Learning through Shared Control
Project
This project develops a system for demonstration learning using ergodic metrics and optimal control to teach a robot to draw simple shapes like triangles and squares through user interaction. A human demonstrates both correct and incorrect ways to perform a task based on whether the pen is up or down, denoted with blue and red respectively. The robot learns from these demonstrations and refines its understanding of the task over time, represented by an evolving coefficient map. It then guides the user through what it has learned, allowing for continuous refinement through shared control.
Integrated System
Method
The system begins with either a blank map (for broad exploration) or a rough demonstration of the task from a user demo. This initial input is used to model the task as a spatial distribution using a Fourier transform, with cosine basis functions. This distribution forms the basis for an ergodic metric, a measure of how well a trajectory covers a target distribution. This metric is embedded in a cost function, which drives trajectory optimization using iLQR (iterative Linear Quadratic Regulator) in the planning stage.

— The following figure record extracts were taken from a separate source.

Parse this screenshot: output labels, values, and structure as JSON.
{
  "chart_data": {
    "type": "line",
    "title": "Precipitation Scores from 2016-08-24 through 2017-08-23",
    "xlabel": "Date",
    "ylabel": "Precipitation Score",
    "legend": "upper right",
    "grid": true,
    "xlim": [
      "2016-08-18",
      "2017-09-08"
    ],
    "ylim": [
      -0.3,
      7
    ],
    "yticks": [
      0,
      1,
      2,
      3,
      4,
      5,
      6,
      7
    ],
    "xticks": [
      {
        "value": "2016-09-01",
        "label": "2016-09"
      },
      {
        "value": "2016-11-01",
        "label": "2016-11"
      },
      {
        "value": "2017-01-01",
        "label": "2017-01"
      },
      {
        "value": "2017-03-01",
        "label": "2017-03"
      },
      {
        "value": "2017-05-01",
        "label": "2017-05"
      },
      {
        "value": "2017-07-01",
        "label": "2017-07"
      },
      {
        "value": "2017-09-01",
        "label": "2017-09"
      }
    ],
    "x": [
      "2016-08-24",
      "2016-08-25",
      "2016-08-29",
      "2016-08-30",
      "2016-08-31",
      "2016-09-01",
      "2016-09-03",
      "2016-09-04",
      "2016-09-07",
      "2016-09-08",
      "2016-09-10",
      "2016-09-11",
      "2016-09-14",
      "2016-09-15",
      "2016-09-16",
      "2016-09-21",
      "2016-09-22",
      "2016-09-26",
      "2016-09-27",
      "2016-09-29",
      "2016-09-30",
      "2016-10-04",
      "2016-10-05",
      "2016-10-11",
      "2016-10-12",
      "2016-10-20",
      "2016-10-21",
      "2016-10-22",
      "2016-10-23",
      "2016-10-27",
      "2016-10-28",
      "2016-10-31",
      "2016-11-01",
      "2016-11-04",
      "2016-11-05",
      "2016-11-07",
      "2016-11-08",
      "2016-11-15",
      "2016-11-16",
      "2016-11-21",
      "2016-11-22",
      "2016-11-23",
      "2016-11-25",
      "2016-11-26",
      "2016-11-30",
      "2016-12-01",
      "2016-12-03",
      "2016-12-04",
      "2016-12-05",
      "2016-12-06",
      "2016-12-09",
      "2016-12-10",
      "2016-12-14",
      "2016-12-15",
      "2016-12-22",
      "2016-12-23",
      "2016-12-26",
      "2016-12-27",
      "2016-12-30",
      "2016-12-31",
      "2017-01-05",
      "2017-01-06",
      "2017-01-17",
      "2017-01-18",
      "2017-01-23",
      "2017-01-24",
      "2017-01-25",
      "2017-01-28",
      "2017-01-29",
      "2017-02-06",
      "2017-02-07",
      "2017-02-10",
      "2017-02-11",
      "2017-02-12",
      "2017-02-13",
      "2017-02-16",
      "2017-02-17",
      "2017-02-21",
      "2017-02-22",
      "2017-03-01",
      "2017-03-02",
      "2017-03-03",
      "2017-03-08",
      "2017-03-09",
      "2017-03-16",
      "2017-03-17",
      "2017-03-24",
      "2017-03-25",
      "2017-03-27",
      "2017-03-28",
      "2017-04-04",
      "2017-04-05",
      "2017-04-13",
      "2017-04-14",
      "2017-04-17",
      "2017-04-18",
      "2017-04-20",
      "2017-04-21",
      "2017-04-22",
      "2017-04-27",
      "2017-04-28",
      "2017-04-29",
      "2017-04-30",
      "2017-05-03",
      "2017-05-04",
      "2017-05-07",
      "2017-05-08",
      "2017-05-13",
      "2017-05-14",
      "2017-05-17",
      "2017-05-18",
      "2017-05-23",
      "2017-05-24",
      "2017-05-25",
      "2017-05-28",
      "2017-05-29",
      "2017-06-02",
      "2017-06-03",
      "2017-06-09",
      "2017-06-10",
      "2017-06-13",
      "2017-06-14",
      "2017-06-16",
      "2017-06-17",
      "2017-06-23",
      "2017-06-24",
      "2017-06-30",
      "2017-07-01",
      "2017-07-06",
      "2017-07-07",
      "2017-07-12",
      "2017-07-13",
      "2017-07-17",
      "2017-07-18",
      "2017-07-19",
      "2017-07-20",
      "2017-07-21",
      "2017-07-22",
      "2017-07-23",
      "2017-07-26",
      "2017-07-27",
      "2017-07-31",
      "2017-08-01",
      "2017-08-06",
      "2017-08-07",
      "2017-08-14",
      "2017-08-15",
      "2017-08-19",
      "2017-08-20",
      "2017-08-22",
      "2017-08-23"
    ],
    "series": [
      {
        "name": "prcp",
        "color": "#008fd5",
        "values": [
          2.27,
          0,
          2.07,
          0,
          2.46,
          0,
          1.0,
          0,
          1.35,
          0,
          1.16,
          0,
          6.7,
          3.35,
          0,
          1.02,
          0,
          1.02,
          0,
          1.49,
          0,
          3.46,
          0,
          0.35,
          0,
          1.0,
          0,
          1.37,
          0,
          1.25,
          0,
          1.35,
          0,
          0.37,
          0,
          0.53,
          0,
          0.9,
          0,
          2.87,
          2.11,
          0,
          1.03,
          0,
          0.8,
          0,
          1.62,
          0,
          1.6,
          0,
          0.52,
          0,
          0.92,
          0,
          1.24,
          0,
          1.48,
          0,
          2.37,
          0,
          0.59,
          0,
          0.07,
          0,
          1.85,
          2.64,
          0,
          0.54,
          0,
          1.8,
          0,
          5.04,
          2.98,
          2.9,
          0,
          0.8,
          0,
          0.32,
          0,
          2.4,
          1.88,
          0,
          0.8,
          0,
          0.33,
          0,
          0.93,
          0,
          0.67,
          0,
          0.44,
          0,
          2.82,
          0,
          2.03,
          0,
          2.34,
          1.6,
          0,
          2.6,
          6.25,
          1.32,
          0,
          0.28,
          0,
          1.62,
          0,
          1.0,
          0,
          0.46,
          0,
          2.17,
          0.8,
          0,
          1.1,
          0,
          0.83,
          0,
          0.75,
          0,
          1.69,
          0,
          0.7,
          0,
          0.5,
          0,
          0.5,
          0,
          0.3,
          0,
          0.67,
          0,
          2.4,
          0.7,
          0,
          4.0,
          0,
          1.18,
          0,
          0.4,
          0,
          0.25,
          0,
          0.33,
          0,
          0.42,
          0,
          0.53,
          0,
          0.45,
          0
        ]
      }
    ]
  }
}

The resulting trajectory tends to revisit important regions from the original demonstration while guiding the user. As the robot executes this trajectory, the human collaborates in real time—making small corrections and deciding when to take specific actions (like lifting or lowering the pen). These interactions feed back into the system, updating the coefficient map to reflect the user's input when the trajectory is finished and the planning is redone.
Over time, the system refines the task definition by integrating both positive and negative demonstrations, enabling a more nuanced understanding and improved execution.